Here’s a phrase one doesn’t often see: 42-page unpublished opinion. But that’s what United States v. Schweitzer, No. NMCCA 200000755 (N-M. Ct. Crim. App. May 10, 2007), is. NMCCA remands the case for a DuBay hearing to determine whether the SJA and Deputy SJA were too aligned with the prosecution to properly provide the Staff Judge Advocate’s Recommendation. In the alternative, NMCCA authorizes remanding the case for a new CA’s action by a new convening authority upon advice from a non-disqualified SJA. The court reasoned:
The facts before us are sufficient to raise a colorable claim that the SJA who prepared the SJAR and addenda thereto became “embedded” with the prosecutorial effort in this case to an extent that it may have transformed his interest in the outcome to a personal one. Certainly, the numerous testimonials submitted in support of this assignment [of error] have given rise to a clear appearance that the SJA became an advocate for the prosecution. In order to determine whether the SJA should have disqualified himself from preparing the SJAR and the addenda thereto, we believe that further impartial fact-finding on this matter is required.
Slip op. at 28.
NMCCA rejected an argument that General Pace, then the CG of MarForLant, was disqualified from serving as CA because he was a type-II or type-III accuser. The court also held that General Pace was not disqualified from taking the convening authority’s action in the case.
The section of Senior Judge Rolph’s opinion for the court rejecting a UCI issue has a nice line: “Though we often recognize the military trial judge as the ‘”last sentinel” to protect the court-martial from unlawful command influence,” United States v. Rivers, 49 M.J. 434, 443 (C.A.A.F. 1998), the judges of the service courts of criminal appeals and the Court of Appeals for the Armed Forces have clearly demonstrated that they will actively serve as ‘force multipliers.'” Slip op. at 21.
NMCCA also resolves an issue of first impression in the naval justice system, making it even more odd that this 42-page opinion is unpublished. NMCCA rejected a challenge to the providence of the guilty plea, reasoning that an attempt to interfere with a foreign criminal investigation can constitute obstruction of justice. Slip op. at 28-34.

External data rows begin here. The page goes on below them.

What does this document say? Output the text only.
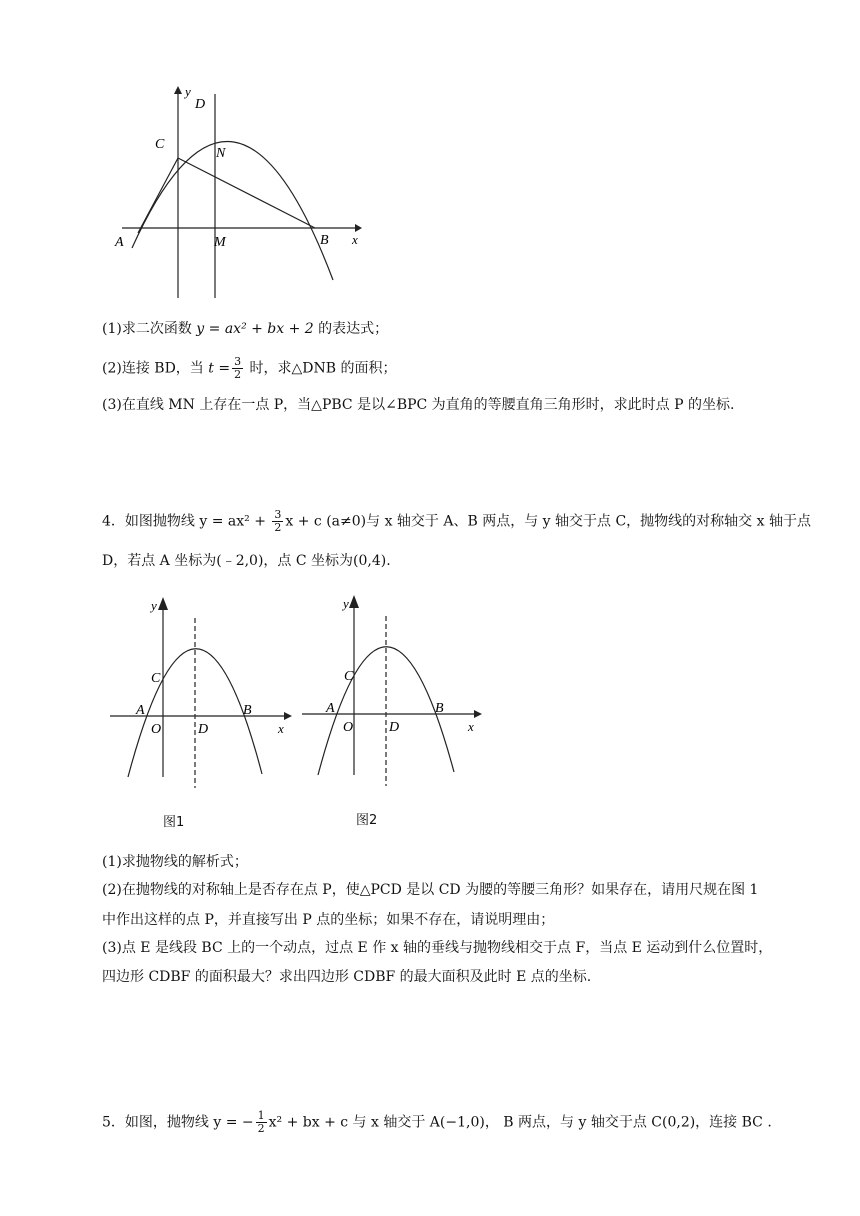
y
D
C
N
A	M	B x
(1)求二次函数 y = ax² + bx + 2 的表达式；
(2)连接 BD，当 $t = \frac{3}{2}$ 时，求△DNB 的面积；
(3)在直线 MN 上存在一点 P，当△PBC 是以∠BPC 为直角的等腰直角三角形时，求此时点 P 的坐标.
4．如图抛物线 $y = ax^2 + \frac{3}{2}$ x + c (a≠0)与 x 轴交于 A、B 两点，与 y 轴交于点 C，抛物线的对称轴交 x 轴于点
D，若点 A 坐标为(﹣2,0)，点 C 坐标为(0,4).
y
C
A
O	D
B
x
图1
y
C
A
O	D
B
x
图2
(1)求抛物线的解析式；
(2)在抛物线的对称轴上是否存在点 P，使△PCD 是以 CD 为腰的等腰三角形？如果存在，请用尺规在图 1
中作出这样的点 P，并直接写出 P 点的坐标；如果不存在，请说明理由；
(3)点 E 是线段 BC 上的一个动点，过点 E 作 x 轴的垂线与抛物线相交于点 F，当点 E 运动到什么位置时，
四边形 CDBF 的面积最大？求出四边形 CDBF 的最大面积及此时 E 点的坐标.
5．如图，抛物线 y = − $\frac{1}{2} x^2$ + bx + c 与 x 轴交于 A(−1,0)， B 两点，与 y 轴交于点 C(0,2)，连接 BC .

But the opinion is probably most remarkable for its sua sponte self-flagellation over its own pace in resolving the case (pun intended). In language that makes me think of Arthur Dimmesdale, NMCCA confesses:
We have carefully and thoughtfully evaluated each individual segment of post-trial delay in this case. Especially disturbing is the length of time our own court has taken to issue this opinion after briefing of the case was completed — a period of over three and a half years. This was due in large part to the retirement of the originally assigned lead judge before that individual could author an opinion, necessitating Article 66, UCMJ, review ab initio by a newly assigned lead judge. It was also the result of this court failing to exercise diligent oversight of individual case processing timelines during much of the period of our handling of this appeal. Delay of this nature is simply inexcusable and represents an abject failure in the performance of our critical duty to provide every appellant “even greater diligence and timeliness than is found in the civilian system” as regards their appeal of right. Toohey I, 60 M.J. at 102. Though our superior court has generally applied a “more flexible” review of delay occasioned by the Courts of Criminal Appeals in the exercise of their judicial decision-making authority, see Moreno, 63 M.J. at 137 (citing Diaz, 59 M.J. at 39-40) and United States v. Dearing, 63 M.J. 478, 486 (C.A.A.F. 2006)), the gross negligence and lack of institutional vigilance we today acknowledge warrants only harsh condemnation.
Slip op. at 40.
The court nevertheless finds beyond a reasonable doubt that the delay caused no prejudice to the appellant, who pled guilty and whose sentence was limited to a dismissal. Slip op. at 41. But the court holds open the possibility of reaching a different conclusion or granting Tardiff sentence appropriateness relief when the case returns either from the DuBay hearing or with a new CA’s action. Id.